Statt zusammen gegen die Krise vorzugehen, findet zwischen Europas Staaten inzwischen ein reger Schlagabtausch statt. Dabei kommen die Krisenländer in Sachen Reformen sogar gut voran. Anerkannt wird das zu wenig.
Die Reformen im Euro: Raum wirken
In der Eurozone scheint sich das Miteinander auf der politischen Ebene zunehmend in ein gefährliches Gegeneinander zu wandeln. Inzwischen kamen unverblümte Vorwürfe gegen die deutsche Regierung schon aus der französischen Regierungspartei. Doch auch hierzulande wird in Sachen Euro-Schuldenkrise häufig polemisch und überzogen argumentiert.
So vermitteln vor allem die Eurokritiker oft den unterschwelligen Eindruck, Deutschland würde von den Südeuropäern über den Tisch gezogen. Dort hielte man nur die Hand auf, verschleppe aber die dringend nötigen Reformen.
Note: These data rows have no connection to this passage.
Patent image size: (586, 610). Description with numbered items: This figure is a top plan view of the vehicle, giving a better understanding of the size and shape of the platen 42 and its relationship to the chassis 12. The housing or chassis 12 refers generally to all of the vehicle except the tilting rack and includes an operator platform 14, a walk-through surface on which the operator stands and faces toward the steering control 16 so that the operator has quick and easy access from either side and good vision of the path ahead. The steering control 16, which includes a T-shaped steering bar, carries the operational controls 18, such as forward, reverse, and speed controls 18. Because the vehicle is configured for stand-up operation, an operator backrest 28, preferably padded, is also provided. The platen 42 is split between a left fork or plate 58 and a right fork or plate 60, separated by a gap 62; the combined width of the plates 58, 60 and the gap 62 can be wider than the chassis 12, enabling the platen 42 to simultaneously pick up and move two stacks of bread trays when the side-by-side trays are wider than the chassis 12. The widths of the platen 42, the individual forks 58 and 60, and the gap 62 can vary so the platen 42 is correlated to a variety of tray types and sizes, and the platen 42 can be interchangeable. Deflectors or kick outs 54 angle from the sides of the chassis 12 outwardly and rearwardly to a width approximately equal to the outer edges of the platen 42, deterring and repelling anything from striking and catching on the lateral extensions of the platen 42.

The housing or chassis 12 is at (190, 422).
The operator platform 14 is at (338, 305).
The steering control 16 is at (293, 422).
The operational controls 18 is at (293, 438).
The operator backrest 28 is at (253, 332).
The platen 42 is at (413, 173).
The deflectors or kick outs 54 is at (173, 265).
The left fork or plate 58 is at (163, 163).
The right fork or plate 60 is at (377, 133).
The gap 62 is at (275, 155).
Dabei ist bei der Reformbilanz das Glas eher halbvoll. So hat die OECD erst kürzlich die Reformintensität international vermessen. Erstaunliches Ergebnis: Die Krisenländer rangieren ganz vorn, allen voran Griechenland. Wenn liberale Ökonomen – und dazu zählen in aller Regel auch die eurokritischen – an eines glauben, dann an die Kraft solcher Strukturreformen, neues Wachstum und neue Beschäftigung zu schaffen.
Keine Frage ist, die Reformen müssten noch weiter gehen. Doch das haben viele Experten bei der Agenda 2010 in Deutschland auch gesagt. Tatsächlich zeigen zahlreiche Studien wie auch die Erfahrungen vieler Länder, seien sie arm oder reich, gut oder schlecht regiert: Eine kritische Masse von Reformen bringt neue Erfolge. So hat die OECD berechnet, dass die Reformen Mario Montis in Italien mittelfristig rund vier Prozent mehr Wachstum schaffen dürften.
Die Strukturreformen helfen auch dem Euro. Denn sie machen die Euroländer ähnlicher und die Volkswirtschaften der Südeuropäer flexibler. Beides hilft, die Währungsunion auf Dauer tragfähig zu machen. Zentral sind hier vor allem die Reformen in der Lohnpolitik, die in den Krisenländern in Form von Öffnungsklauseln und mehr Betriebsnähe auf den Weg gebracht wurden.
Viel zu wenig werden hierzulande auch die ersten Reformerfolge anerkannt. So schrumpfen die vormals notorisch hohen Importüberschüsse in Südeuropa rasant. Spanien, Portugal und Italien schrieben 2012 bereits schwarze Zahlen im Handel mit Waren und Dienstleistungen. Manche bezweifeln, dass diese Fortschritte nachhaltig sind.
Doch geht die Verbesserung der Handelsbilanzen zu rund der Hälfte und teilweise sogar mehr auf beachtliche Exportsteigerungen zurück - und nicht nur auf konjunkturbedingte Importeinbrüche, die sich vermeintlich bald wieder umkehren. Gegen eine solche Umkehr spricht, dass die Importe schrumpfen, weil sich eine vormals kreditfinanzierte Übernachfrage normalisiert hat und auf absehbare Zeit nicht wiederkehren wird.
Als weiterer Beleg für die angebliche Reformschwäche im Süden wird die aktuelle Aufweichung des staatlichen Sparkurses aufgeführt. Skeptiker sehen die gerade reformierten Brüsseler Sparregeln gleich wieder mit Füßen getreten, weil die Aufweichung leichtfertig von der Europäischen Kommission durchgewunken würde. Doch der verschärfte Stabilitäts- und der neue Fiskalpakt erlauben es, bei Rezessionen die nominalen Staatsdefizitziele hinauszuschieben – und dies zu Recht, solange konjunkturbereinigt weiter gespart wird.
Wenn wegen der Tempodrosselung beim Konsolidieren nun die Staatsschulden weiter steigen sollten, sind freilich im Gegenzug mehr Strukturreformen nötig. Genau das hat Spanien vor kurzem angekündigt. Und auch in Italien ist bei aller Kritik am Sparkurs nicht die Rede davon, die Strukturreformen Montis grundsätzlich zurückzudrehen. Portugals Regierung zieht ihre eigene Reformagenda durch und auch in Griechenland hält die Troika den Reformdruck hoch.
Die Reformbilanz ist sicher nicht übermäßig rosig, aber auch nicht so düster wie oft suggeriert wird. Südeuropa verdient dafür mehr Anerkennung.